OCIによる最終決定
出典: フリー百科事典『ウィキペディア(Wikipedia)』 (2021/09/10 08:50 UTC 版)
「只見特定地域総合開発計画」の記事における「OCIによる最終決定」の解説
各計画案が出揃った所で、電気事業再編成令と同時に施行された公益事業令に基づき組織された公益事業委員会は1951年(昭和26年)、アメリカ合衆国海外技術調査団(Overseas Consultants Inc.)すなわちOCIに只見特定地域総合開発計画案の策定を依頼。依頼を受けたOCIは各計画案の比較に入った。 OCIは来日後直ちに全ての計画案が検討している発電所・ダム建設地点を実地調査し、検討の上で結論を立てた。まず全体的な観点として何れの案も「希望的観測」が強い傾向にあるとし、特にダム建設に伴い発生する住民への補償問題とそのコストには何ら検討がされていないと批判した。その上で各案の取捨選択を行ったが、最初に最も構想が壮大な「野口研究所案」については、その実は大部分の地点の地質調査は貧弱であるうえ地表踏査のみでもダム建設に対する可能性に疑念を生じさせるものであり、そのうえ他の案よりも建設費がかなり割高であり、また既存の発電所・道路・鉄道・村落等の設備の破壊・建設に要する歳月を考えると「技術、経済及び政治的見地から妥当を欠く」として却下した。新潟県が主張した2箇所から流域変更する分流案については、想定される電力量の経済などから電源開発調査会が提唱した1箇所から流域変更する分流案に劣るとしてこれも放棄された。東京電力の尾瀬分水案については、重要な決定には関係しない、本流案と分流案いずれにも含まれる開発計画の修正案に過ぎないとされた。 このように検討案を絞り込んで、本流案と電源開発調査の分流案で検討を行った結果、翌1952年(昭和27年)5月に、東北電力と福島県が推す「只見川本流案」が重要な諸要素について分流案よりも優るとされた。OCIは本流案を修正し、本流に沿って13の水力発電所を新設・8つの既設発電所を増設することを勧告し、最終開発の出力合計は193万キロワットとされた。

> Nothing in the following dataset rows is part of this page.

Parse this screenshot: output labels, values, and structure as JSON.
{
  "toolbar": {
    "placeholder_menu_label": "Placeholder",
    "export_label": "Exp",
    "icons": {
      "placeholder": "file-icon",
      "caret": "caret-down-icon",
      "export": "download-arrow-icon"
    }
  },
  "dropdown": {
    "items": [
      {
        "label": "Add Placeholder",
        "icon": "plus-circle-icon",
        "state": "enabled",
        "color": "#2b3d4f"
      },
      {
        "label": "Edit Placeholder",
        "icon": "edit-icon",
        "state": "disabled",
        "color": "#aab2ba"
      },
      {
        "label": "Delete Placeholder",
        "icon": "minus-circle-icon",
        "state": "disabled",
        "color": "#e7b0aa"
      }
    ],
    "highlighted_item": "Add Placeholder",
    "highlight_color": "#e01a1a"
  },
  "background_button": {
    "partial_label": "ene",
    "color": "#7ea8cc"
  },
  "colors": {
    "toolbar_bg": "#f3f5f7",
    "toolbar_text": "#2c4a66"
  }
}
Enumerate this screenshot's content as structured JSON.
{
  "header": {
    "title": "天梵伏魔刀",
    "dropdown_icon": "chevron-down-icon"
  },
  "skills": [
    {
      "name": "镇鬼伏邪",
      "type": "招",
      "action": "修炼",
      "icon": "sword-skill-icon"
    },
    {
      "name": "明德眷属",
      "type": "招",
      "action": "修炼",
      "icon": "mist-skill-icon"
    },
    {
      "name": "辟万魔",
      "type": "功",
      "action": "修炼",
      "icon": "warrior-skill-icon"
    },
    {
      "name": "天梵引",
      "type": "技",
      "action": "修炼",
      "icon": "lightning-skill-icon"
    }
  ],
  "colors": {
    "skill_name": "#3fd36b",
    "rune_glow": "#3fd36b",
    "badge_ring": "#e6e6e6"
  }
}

政府はこの答申に沿った形で只見川の電力開発を行うことを決定した。 またOCIはダム技術の面においても勧告を行った。OCIは只見川のほか日本各地のダム計画にも勧告・助言を行っており、宮崎県の上椎葉ダム(耳川)をアーチ式コンクリートダムに変更させ技術的な助言を行うなど日本の土木技術にも影響を与えた。OCIは只見川のダム計画についても「低廉な電気料金の維持」という前提で計画を立案する必要から、経済性追求の観点で可能な限りコンクリート量を節減できるアーチダムを採用させようとした。だがアーチダム建設の絶対条件である堅固な両側岩盤の存在 が計画されたダム地点では得られず、断念する。しかし只見川・阿賀野川の莫大な水量を制御するため、そのほとんどにおいて水圧に対し最も安定性の高い重力式コンクリートダムが採用された。一方放流用ゲートについては戦前建設されたダムのようにゲートを多数並べて水量を調節する方法から、少数であるが大型のゲートを使用することでゲート設置費用の縮減を図ろうとした。この勧告は既に岐阜県の丸山ダム(木曽川)で採用されていたが、只見川においても採用された。これにより鹿瀬から宮下まで戦前に計画されたダムと比べ、戦後に建設されたダムについては揚川ダムを除き多くても8門までのゲート数に減らし、工事費節減に寄与している。